Surgery and radiotherapy are options but there can be pain, a weakened immune system, it risks incontinence and could kill off the man's sex life. Hormone therapy is another option, but that can affect your personality and have the same effect as surgery on sex life.
Another option is to do nothing – just living a healthy life and monitoring it. In 80-90 per cent of men with untreated prostate cancer, the disease doesn't spread within the first five years after diagnosis. For many it's way longer than that. If it does start to spread, then you sign up for treatment.
The problem is, prostate cancer is much easier to treat and cure before it spreads and, as previously mentioned, some men present with no symptoms at all before reporting something like pain when urinating – only to discover it is too late.
Once again, that is where Professor Simpson's team comes in. Her lead researcher, Dr Claude Aguergaray, had the idea of a laser device to be used as part of a biopsy.
"If you need to have a biopsy, the current prostate probe uses ultra-sound," says Simpson. "But the resolution is not very high. Typically the biopsy will involve 12-15 snippets of tissue which they then send to the lab to find out if they are cancerous or not.
"We will couple that approach with laser-based scanners which give much better perception and resolution – and it will give a much higher degree of accuracy when it comes to biopsy results.
"That's important because, under the current system, even if the biopsied tissue comes back all healthy, you still have to go back to the doctor in a year because they might have missed some cancerous tissue."
The laser device being developed works on a combination of high-speed light and sound pulses but also uses time as a measurement: "That means we end up with a lot of data – it becomes a big data problem; we will use algorithms to extract wisdom from that data."
The science of photonics that Simpson and her team are using in this project is a formidably high-tech branch of science – but their forays into this complex realm have already produced two spin-off companies commercialising their findings.
One is Engender Technologies Ltd which uses photonic techniques, among others, to improve the sorting of sperm by sex in the dairy industry (effectively managing the sex of calves) and Orbis Diagnostics Ltd which analyses the composition of milk in the milking shed so nutritional and other information – including picking up potential problems like the onset of bovine mastitis.

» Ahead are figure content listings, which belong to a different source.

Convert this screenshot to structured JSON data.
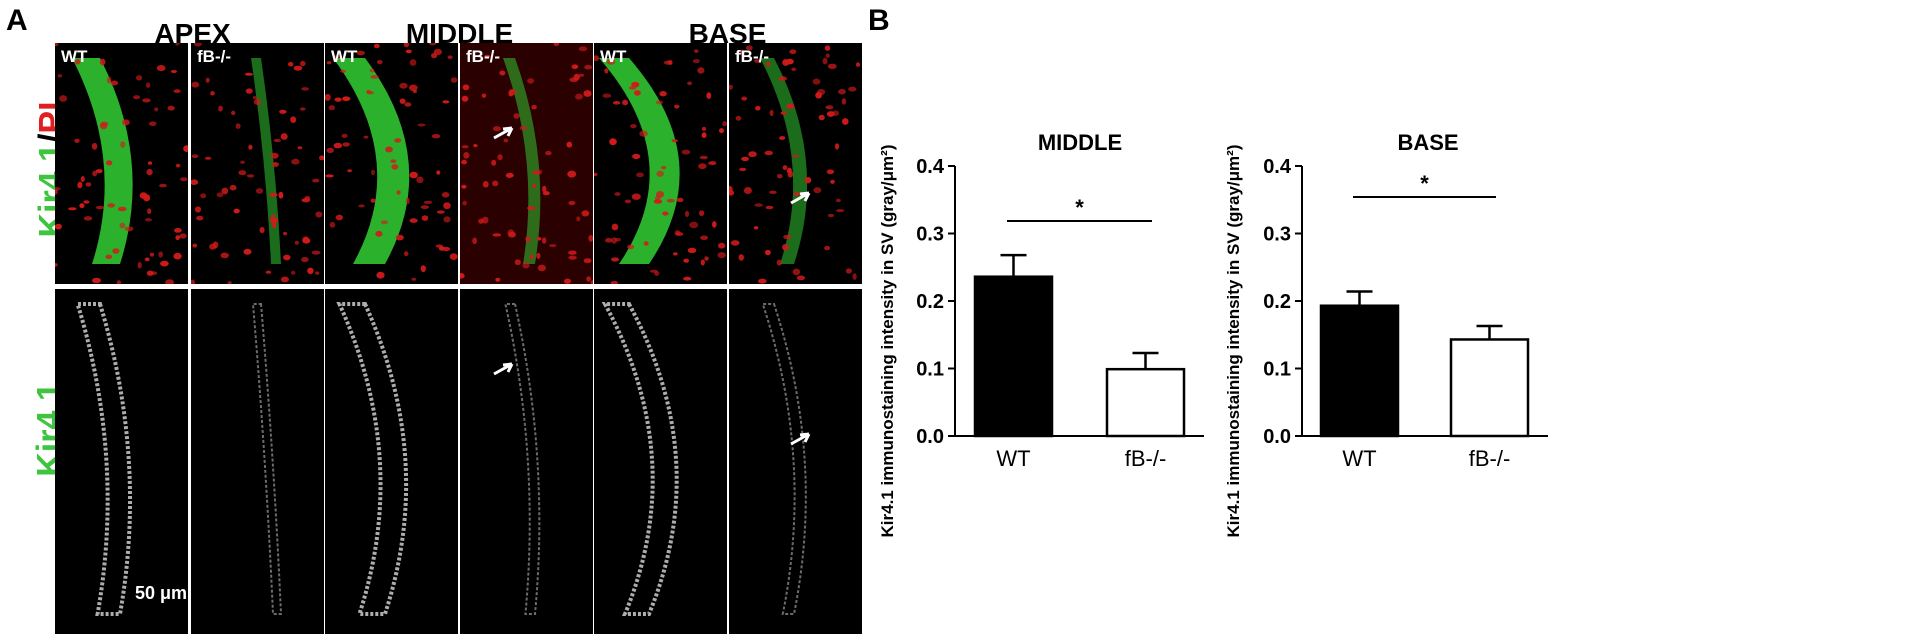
{
  "panel_a_label": "A",
  "panel_b_label": "B",
  "columns": [
    "APEX",
    "MIDDLE",
    "BASE"
  ],
  "tile_labels": [
    "WT",
    "fB-/-",
    "WT",
    "fB-/-",
    "WT",
    "fB-/-"
  ],
  "row_labels": {
    "top_green": "Kir4.1",
    "top_sep": "/",
    "top_red": "PI",
    "bottom": "Kir4.1"
  },
  "scale_bar": "50 μm",
  "colors": {
    "green": "#3ec43e",
    "red": "#e02020",
    "bar_wt": "#000000",
    "bar_ko": "#ffffff"
  },
  "chart_data": [
    {
      "type": "bar",
      "title": "MIDDLE",
      "categories": [
        "WT",
        "fB-/-"
      ],
      "values": [
        0.236,
        0.099
      ],
      "errors": [
        0.032,
        0.024
      ],
      "ylabel": "Kir4.1 immunostaining intensity in SV (gray/μm²)",
      "ylim": [
        0,
        0.4
      ],
      "yticks": [
        "0.0",
        "0.1",
        "0.2",
        "0.3",
        "0.4"
      ],
      "significance": "*"
    },
    {
      "type": "bar",
      "title": "BASE",
      "categories": [
        "WT",
        "fB-/-"
      ],
      "values": [
        0.193,
        0.143
      ],
      "errors": [
        0.021,
        0.02
      ],
      "ylabel": "Kir4.1 immunostaining intensity in SV (gray/μm²)",
      "ylim": [
        0,
        0.4
      ],
      "yticks": [
        "0.0",
        "0.1",
        "0.2",
        "0.3",
        "0.4"
      ],
      "significance": "*"
    }
  ]
}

In New Zealand, prostate cancer is the most commonly diagnosed in men (though it isn't the biggest killer, behind lung and bowel cancer). While it is still most commonly reported in men over 55, some studies say the incidence is increasing in younger men (when the cancer can often be at its most aggressive).
So if the laser project comes up with an effective diagnostic tool for prostate cancer, the effects could be felt here and around the world.